Update: Since this story was published, Sony Pictures Television — which produces Community — announced that Yahoo will be picking the show up for a sixth season. This story has been updated to reflect that development.
Comedian Joel McHale, the star of the recently canceled-then-resurrected NBC series Community and host of The Soup on the E! network, says he was excited about his role in the new movie Deliver Us From Evil. It's a cop thriller with a supernatural edge.
"I felt like a 12-year-old getting to be in an action film," McHale tells Fresh Air's Terry Gross.
The movie is a bit of a departure for McHale, who has a knack for comedy.

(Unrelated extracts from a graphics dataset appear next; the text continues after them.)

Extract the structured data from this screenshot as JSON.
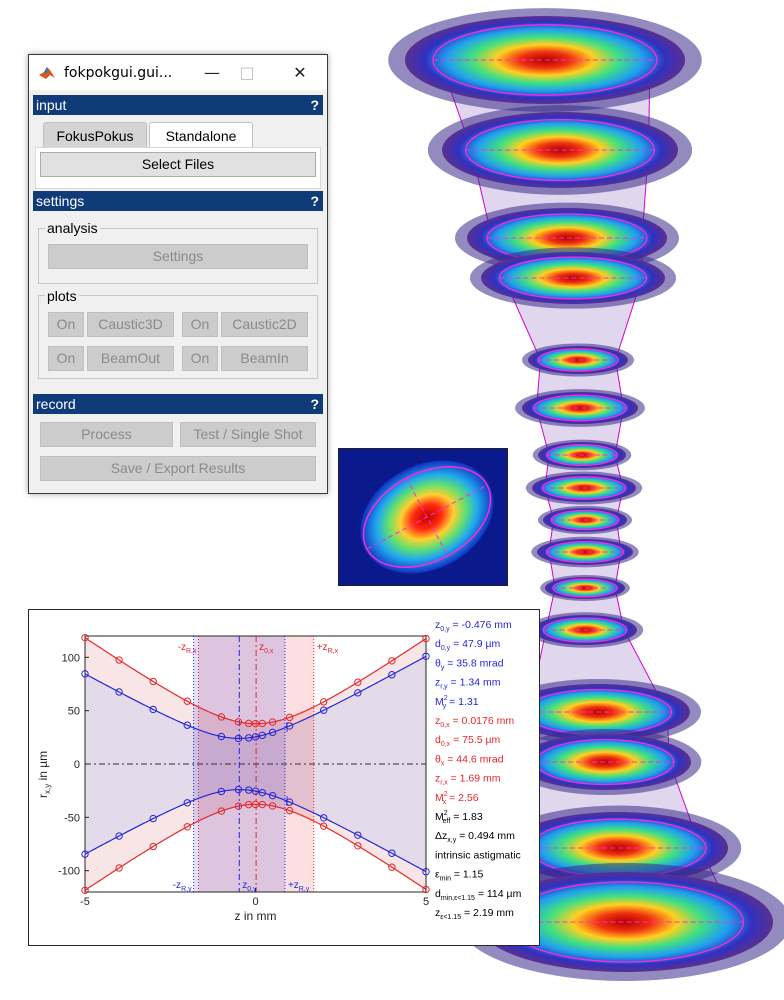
{
  "window": {
    "title": "fokpokgui.gui...",
    "minimize_icon": "minimize-icon",
    "maximize_icon": "maximize-icon",
    "close_icon": "close-icon"
  },
  "input": {
    "header": "input",
    "help": "?",
    "tabs": [
      {
        "label": "FokusPokus"
      },
      {
        "label": "Standalone"
      }
    ],
    "select_files": "Select Files"
  },
  "settings": {
    "header": "settings",
    "help": "?",
    "analysis_label": "analysis",
    "settings_button": "Settings",
    "plots_label": "plots",
    "plot_rows": [
      [
        {
          "toggle": "On",
          "name": "Caustic3D"
        },
        {
          "toggle": "On",
          "name": "Caustic2D"
        }
      ],
      [
        {
          "toggle": "On",
          "name": "BeamOut"
        },
        {
          "toggle": "On",
          "name": "BeamIn"
        }
      ]
    ]
  },
  "record": {
    "header": "record",
    "help": "?",
    "process": "Process",
    "test": "Test / Single Shot",
    "save": "Save / Export Results"
  },
  "colors": {
    "red": "#e8262a",
    "blue": "#2626d9",
    "header": "#0f3b78"
  },
  "chart_data": {
    "type": "line",
    "xlabel": "z in mm",
    "ylabel_base": "r",
    "ylabel_sub": "x,y",
    "ylabel_rest": " in µm",
    "xlim": [
      -5,
      5
    ],
    "ylim": [
      -120,
      120
    ],
    "xticks": [
      "-5",
      "0",
      "5"
    ],
    "yticks": [
      "100",
      "50",
      "0",
      "-50",
      "-100"
    ],
    "markers": {
      "z0x": {
        "base": "z",
        "sub": "0,x"
      },
      "z0y": {
        "base": "z",
        "sub": "0,y"
      },
      "zRx_minus": {
        "base": "-z",
        "sub": "R,x"
      },
      "zRx_plus": {
        "base": "+z",
        "sub": "R,x"
      },
      "zRy_minus": {
        "base": "-z",
        "sub": "R,y"
      },
      "zRy_plus": {
        "base": "+z",
        "sub": "R,y"
      }
    },
    "series": [
      {
        "name": "x",
        "color": "#e8262a",
        "w0": 37.8,
        "z0": 0.0176,
        "zR": 1.69,
        "points_z": [
          -5,
          -4,
          -3,
          -2,
          -1,
          -0.5,
          -0.2,
          0,
          0.2,
          0.5,
          1,
          2,
          3,
          4,
          5
        ]
      },
      {
        "name": "y",
        "color": "#2626d9",
        "w0": 24.0,
        "z0": -0.476,
        "zR": 1.34,
        "points_z": [
          -5,
          -4,
          -3,
          -2,
          -1,
          -0.5,
          -0.2,
          0,
          0.2,
          0.5,
          1,
          2,
          3,
          4,
          5
        ]
      }
    ],
    "annotations": [
      {
        "color": "#2626d9",
        "base": "z",
        "sub": "0,y",
        "sup": "",
        "value": " = -0.476 mm"
      },
      {
        "color": "#2626d9",
        "base": "d",
        "sub": "0,y",
        "sup": "",
        "value": " = 47.9 µm"
      },
      {
        "color": "#2626d9",
        "base": "θ",
        "sub": "y",
        "sup": "",
        "value": " = 35.8 mrad"
      },
      {
        "color": "#2626d9",
        "base": "z",
        "sub": "r,y",
        "sup": "",
        "value": " = 1.34 mm"
      },
      {
        "color": "#2626d9",
        "base": "M",
        "sub": "y",
        "sup": "2",
        "value": " = 1.31"
      },
      {
        "color": "#e8262a",
        "base": "z",
        "sub": "0,x",
        "sup": "",
        "value": " = 0.0176 mm"
      },
      {
        "color": "#e8262a",
        "base": "d",
        "sub": "0,x",
        "sup": "",
        "value": " = 75.5 µm"
      },
      {
        "color": "#e8262a",
        "base": "θ",
        "sub": "x",
        "sup": "",
        "value": " = 44.6 mrad"
      },
      {
        "color": "#e8262a",
        "base": "z",
        "sub": "r,x",
        "sup": "",
        "value": " = 1.69 mm"
      },
      {
        "color": "#e8262a",
        "base": "M",
        "sub": "x",
        "sup": "2",
        "value": " = 2.56"
      },
      {
        "color": "#000000",
        "base": "M",
        "sub": "eff",
        "sup": "2",
        "value": " = 1.83"
      },
      {
        "color": "#000000",
        "base": "Δz",
        "sub": "x,y",
        "sup": "",
        "value": " = 0.494 mm"
      },
      {
        "color": "#000000",
        "base": "intrinsic astigmatic",
        "sub": "",
        "sup": "",
        "value": ""
      },
      {
        "color": "#000000",
        "base": "ε",
        "sub": "min",
        "sup": "",
        "value": " = 1.15"
      },
      {
        "color": "#000000",
        "base": "d",
        "sub": "min,ε<1.15",
        "sup": "",
        "value": " = 114 µm"
      },
      {
        "color": "#000000",
        "base": "z",
        "sub": "ε<1.15",
        "sup": "",
        "value": " = 2.19 mm"
      }
    ]
  }
}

The series Community was set at a community college and was famous for alluding to and parodying movies and TV shows. In May, NBC canceled the show after five seasons, but fans were holding out hope that there would be another season — and now there will be. Sony Pictures Television, which produces the show, has announced it will return for a sixth season that will be available exclusively online through Yahoo.
"I think the show would be crazy and wonderful if it was unencumbered by commercial breaks or network sensitivities," McHale says. "It would be pretty wild."

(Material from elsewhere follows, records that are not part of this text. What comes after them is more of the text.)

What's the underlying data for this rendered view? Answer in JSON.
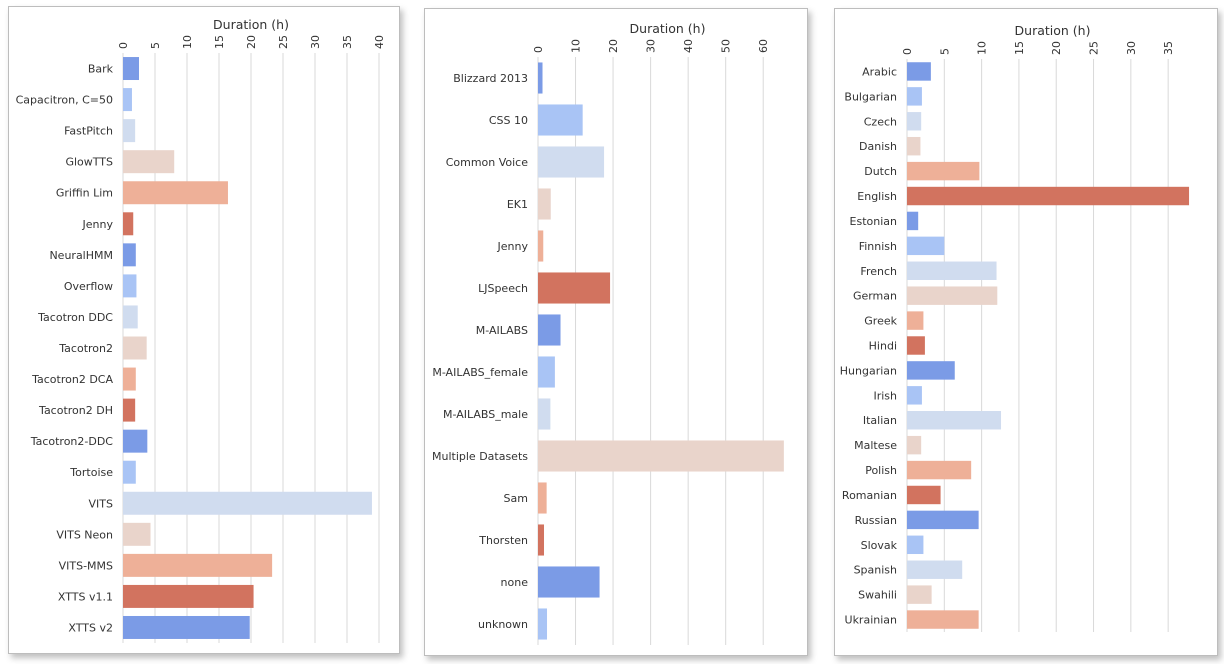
{
  "chart_data": [
    {
      "type": "bar",
      "orientation": "horizontal",
      "xlabel": "Duration (h)",
      "ylabel": "",
      "xlim": [
        0,
        40
      ],
      "ticks": [
        0,
        5,
        10,
        15,
        20,
        25,
        30,
        35,
        40
      ],
      "grid": true,
      "categories": [
        "Bark",
        "Capacitron, C=50",
        "FastPitch",
        "GlowTTS",
        "Griffin Lim",
        "Jenny",
        "NeuralHMM",
        "Overflow",
        "Tacotron DDC",
        "Tacotron2",
        "Tacotron2 DCA",
        "Tacotron2 DH",
        "Tacotron2-DDC",
        "Tortoise",
        "VITS",
        "VITS Neon",
        "VITS-MMS",
        "XTTS v1.1",
        "XTTS v2"
      ],
      "values": [
        2.5,
        1.4,
        1.9,
        8.0,
        16.4,
        1.6,
        2.0,
        2.1,
        2.3,
        3.7,
        2.0,
        1.9,
        3.8,
        2.0,
        38.9,
        4.3,
        23.3,
        20.4,
        19.8
      ],
      "colors": [
        "#7b9be6",
        "#a9c4f5",
        "#d0dcef",
        "#e9d4cb",
        "#eeb098",
        "#d2735f",
        "#7b9be6",
        "#a9c4f5",
        "#d0dcef",
        "#e9d4cb",
        "#eeb098",
        "#d2735f",
        "#7b9be6",
        "#a9c4f5",
        "#d0dcef",
        "#e9d4cb",
        "#eeb098",
        "#d2735f",
        "#7b9be6"
      ]
    },
    {
      "type": "bar",
      "orientation": "horizontal",
      "xlabel": "Duration (h)",
      "ylabel": "",
      "xlim": [
        0,
        69
      ],
      "ticks": [
        0,
        10,
        20,
        30,
        40,
        50,
        60
      ],
      "grid": true,
      "categories": [
        "Blizzard 2013",
        "CSS 10",
        "Common Voice",
        "EK1",
        "Jenny",
        "LJSpeech",
        "M-AILABS",
        "M-AILABS_female",
        "M-AILABS_male",
        "Multiple Datasets",
        "Sam",
        "Thorsten",
        "none",
        "unknown"
      ],
      "values": [
        1.2,
        11.9,
        17.6,
        3.4,
        1.4,
        19.2,
        6.0,
        4.5,
        3.3,
        65.5,
        2.3,
        1.6,
        16.4,
        2.4
      ],
      "colors": [
        "#7b9be6",
        "#a9c4f5",
        "#d0dcef",
        "#e9d4cb",
        "#eeb098",
        "#d2735f",
        "#7b9be6",
        "#a9c4f5",
        "#d0dcef",
        "#e9d4cb",
        "#eeb098",
        "#d2735f",
        "#7b9be6",
        "#a9c4f5"
      ]
    },
    {
      "type": "bar",
      "orientation": "horizontal",
      "xlabel": "Duration (h)",
      "ylabel": "",
      "xlim": [
        0,
        39
      ],
      "ticks": [
        0,
        5,
        10,
        15,
        20,
        25,
        30,
        35
      ],
      "grid": true,
      "categories": [
        "Arabic",
        "Bulgarian",
        "Czech",
        "Danish",
        "Dutch",
        "English",
        "Estonian",
        "Finnish",
        "French",
        "German",
        "Greek",
        "Hindi",
        "Hungarian",
        "Irish",
        "Italian",
        "Maltese",
        "Polish",
        "Romanian",
        "Russian",
        "Slovak",
        "Spanish",
        "Swahili",
        "Ukrainian"
      ],
      "values": [
        3.2,
        2.0,
        1.9,
        1.8,
        9.7,
        37.8,
        1.5,
        5.0,
        12.0,
        12.1,
        2.2,
        2.4,
        6.4,
        2.0,
        12.6,
        1.9,
        8.6,
        4.5,
        9.6,
        2.2,
        7.4,
        3.3,
        9.6
      ],
      "colors": [
        "#7b9be6",
        "#a9c4f5",
        "#d0dcef",
        "#e9d4cb",
        "#eeb098",
        "#d2735f",
        "#7b9be6",
        "#a9c4f5",
        "#d0dcef",
        "#e9d4cb",
        "#eeb098",
        "#d2735f",
        "#7b9be6",
        "#a9c4f5",
        "#d0dcef",
        "#e9d4cb",
        "#eeb098",
        "#d2735f",
        "#7b9be6",
        "#a9c4f5",
        "#d0dcef",
        "#e9d4cb",
        "#eeb098"
      ]
    }
  ]
}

Since 2004, McHale has also satirized reality TV and celebrity news as the host of The Soup. In May, he hosted the White House Correspondents' Association dinner.
McHale talks about making the president laugh, reading teleprompters with dyslexia, and watching lots of bad TV for The Soup.
Interview Highlights
On doing stunts for Deliver Us From Evil
I actually do tumble down the stairs in this huge knife-fight scene, and I thought I was being really professional not needing a stunt man. And I tumbled down and bashed my arm open and ripped all the skin off, and [the producers] said, "Good job, Joel. That was really necessary, and now you have to do it five more times."
And then my stunt double, he was very good to the point where I get thrown into a well, and I did it myself once, and everyone kind of gave a clap and said, "That looked great, Mr. Actor Guy." And then the stunt double did it, and it looked amazing, and then everyone clapped and I said, "How did you do that?" And he said, "Oh, I got knocked out." He actually knocked himself unconscious — not on purpose. ... He really sacrificed himself.
On top of that, he's a Princeton grad, so I just want to say, thank you, Princeton, for making such a great stunt double who will knock himself out for a movie.
On cheating his way through school
I do have a very similar trait to [my] character [on Community] in that I cheated my way through high school and college. ... I am pretty dyslexic, so I never could really read. I did terrible on my SATs. I couldn't read the way that other students read, so I would just cheat, which in my silly brain, I was like, "This is a skill that I'm developing — how to just get around everything!"
On reading teleprompters with dyslexia
There [are] all these live shows I'm doing with The Soup now, and I'm reading [a] teleprompter the whole time, and people wanted to promote [the show] by saying, "Anything could go wrong!" That's what the E! executives wanted, and I was like, "No, no, no! Just tell them I'm dyslexic. That should raise the stakes enough."
So I really have to concentrate. It might not look like I'm concentrating and I'm just screwing around, but I really do have to concentrate while I'm reading. And half of the time I'm getting it wrong, but you can't tell because I'm just making up different words for it. It's smoke and mirrors.
On keeping his jokes a secret for the White House Correspondents' Association dinner
Everyone wants to see your jokes. C-SPAN wants to see your jokes so they know who to go to with their cameras. The president's people would like to see your jokes because they want to know what you're going to talk about. I didn't want anybody to see my jokes because I feel like if C-SPAN knew who I was going to make fun of, then the camera would be on them before I was finished with the joke.
... I think it's a good policy not to show anybody your jokes. ... They weren't going to censor me at all. ... They literally put no restrictions on what I was going to say. I could've said anything I wanted. In some countries, if [you] were to say the things I said, you would be thrown into jail.
On hosting The Soup
I used to watch a ton of bad television because we had no staff, and it was about five of us, and we had to divvy up seven days of television ... all of the channels. It got to the point where I thought I was going crazy. ... Now we have 12 people plus two interns; everyone watches TV all the time. ...
Now I tell my mom, I go, "Mom, you know when I was a kid and you told me to turn off the television and go outside and play?" I'd be like, "You literally were hurting my career when you did that. You literally stopped me from doing now, what I do for a living."